For people new to foam rolling or considering buying their first one; I would say you should consider a soft to medium density foam with a smooth surface so you can get to grips with the basics.
If and when you’re ready to take it up a notch, look for one with a firmer foam surface or a varying surface area to mimic the fingers or hands of a therapist. You could even also look for one that can used for trigger point therapy (see my article on trigger pointing)
Tips and general pointers
Always split the body into zones or work on muscle groups together bit by bit to ensure each area is getting the benefits.
Work from the feet up. Start at the ankles and aim to finish at the back.
Smooth breathing and relaxing as much as possible whilst rolling will help you control the tempo/speed of the roll. This will therefore loosen the muscles much more effectively.

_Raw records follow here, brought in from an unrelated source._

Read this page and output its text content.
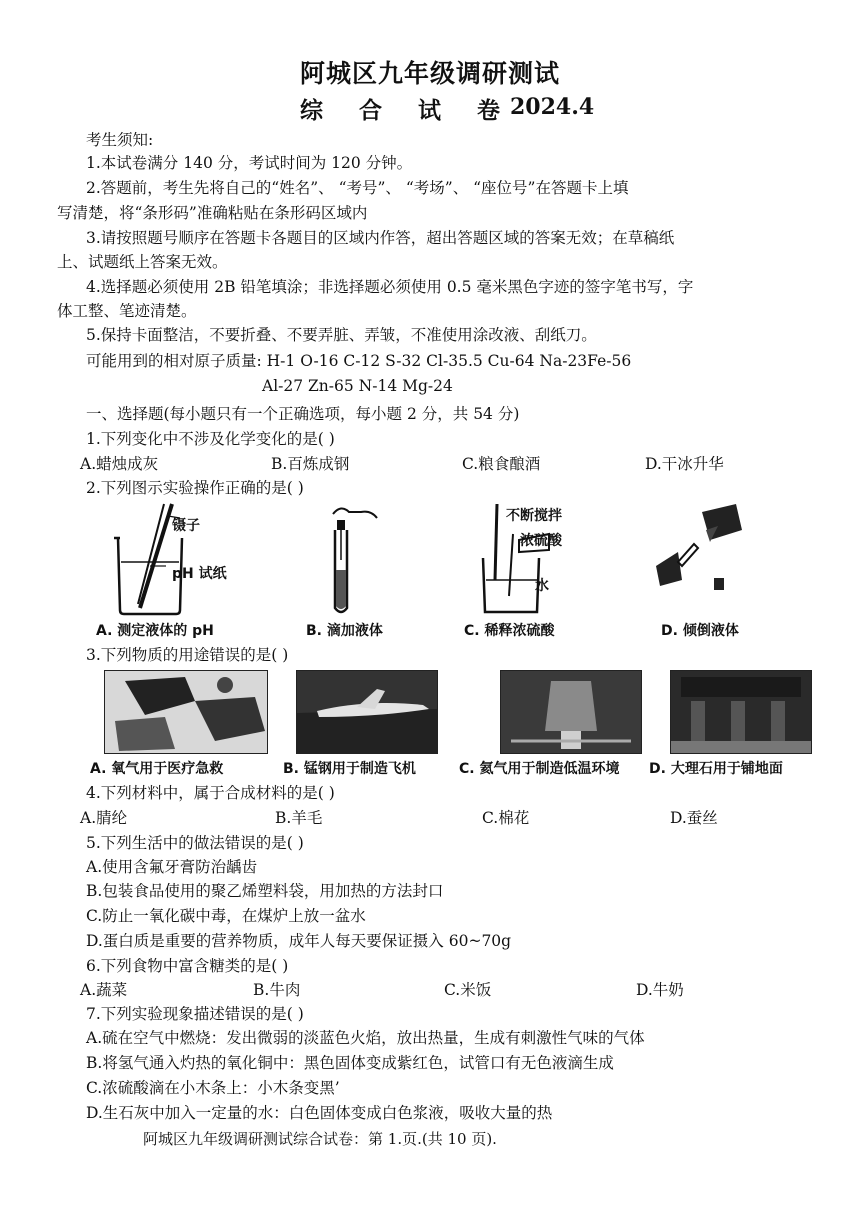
阿城区九年级调研测试
综 合 试 卷
2024.4
考生须知:
1.本试卷满分 140 分，考试时间为 120 分钟。
2.答题前，考生先将自己的“姓名”、 “考号”、 “考场”、 “座位号”在答题卡上填
写清楚，将“条形码”准确粘贴在条形码区域内
3.请按照题号顺序在答题卡各题目的区域内作答，超出答题区域的答案无效；在草稿纸
上、试题纸上答案无效。
4.选择题必须使用 2B 铅笔填涂；非选择题必须使用 0.5 毫米黑色字迹的签字笔书写，字
体工整、笔迹清楚。
5.保持卡面整洁，不要折叠、不要弄脏、弄皱，不准使用涂改液、刮纸刀。
可能用到的相对原子质量: H-1 O-16 C-12 S-32 Cl-35.5 Cu-64 Na-23Fe-56
Al-27 Zn-65 N-14 Mg-24
一、选择题(每小题只有一个正确选项，每小题 2 分，共 54 分)
1.下列变化中不涉及化学变化的是( )
A.蜡烛成灰	B.百炼成钢	C.粮食酿酒	D.干冰升华
2.下列图示实验操作正确的是( )
镊子
pH 试纸
A. 测定液体的 pH	B. 滴加液体
不断搅拌
浓硫酸
水
C. 稀释浓硫酸	D. 倾倒液体
3.下列物质的用途错误的是( )
A. 氧气用于医疗急救	B. 锰钢用于制造飞机	C. 氦气用于制造低温环境 D. 大理石用于铺地面
4.下列材料中，属于合成材料的是( )
A.腈纶	B.羊毛	C.棉花	D.蚕丝
5.下列生活中的做法错误的是( )
A.使用含氟牙膏防治龋齿
B.包装食品使用的聚乙烯塑料袋，用加热的方法封口
C.防止一氧化碳中毒，在煤炉上放一盆水
D.蛋白质是重要的营养物质，成年人每天要保证摄入 60~70g
6.下列食物中富含糖类的是( )
A.蔬菜	B.牛肉	C.米饭	D.牛奶
7.下列实验现象描述错误的是( )
A.硫在空气中燃烧：发出微弱的淡蓝色火焰，放出热量，生成有刺激性气味的气体
B.将氢气通入灼热的氧化铜中：黑色固体变成紫红色，试管口有无色液滴生成
C.浓硫酸滴在小木条上：小木条变黑’
D.生石灰中加入一定量的水：白色固体变成白色浆液，吸收大量的热
阿城区九年级调研测试综合试卷：第 1.页.(共 10 页).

Start off with a softer roller and then build up to a firmer foam. Once you’re more experienced, trigger point rolling and trigger point therapy with a grid roller or trigger point ball can be part of your recovery arsenal.
Be careful not to roll to promote pain, ensure that you’re rolling to improve recovery.
Maintain good posture and control throughout the exercise.
Progress your foam rolling as you would progress your exercise program. Look for new ways and use new tools to achieve the results you want. Increase time or frequency and make it a staple to your regime
Always ask a professional for help if you’re ever in doubt about performing foam rolling. Personal trainers and instructors at a gym should be happy to demo and teach you how to use a foam roller correctly.
Important points to consider
Be careful using a foam roller when rolling over sensitive areas such as the lower lumbar spine. This area should not be rolled, however when you have more experience or under advisement from a professional, you may find a trigger point ball better for this area.
The back of the neck is also very sensitive so watch the pressure, and joints should never be rolled over so stay clear of these.
When you’re recovering from an injury, it can be very difficult to judge for yourself and get the balance of recovery and mobility without causing further damage to an injured muscle or cells. So do be careful and seek advice from a professional.
Always seek further advice from your therapist if ever in doubt if foam rolling is suitable for you.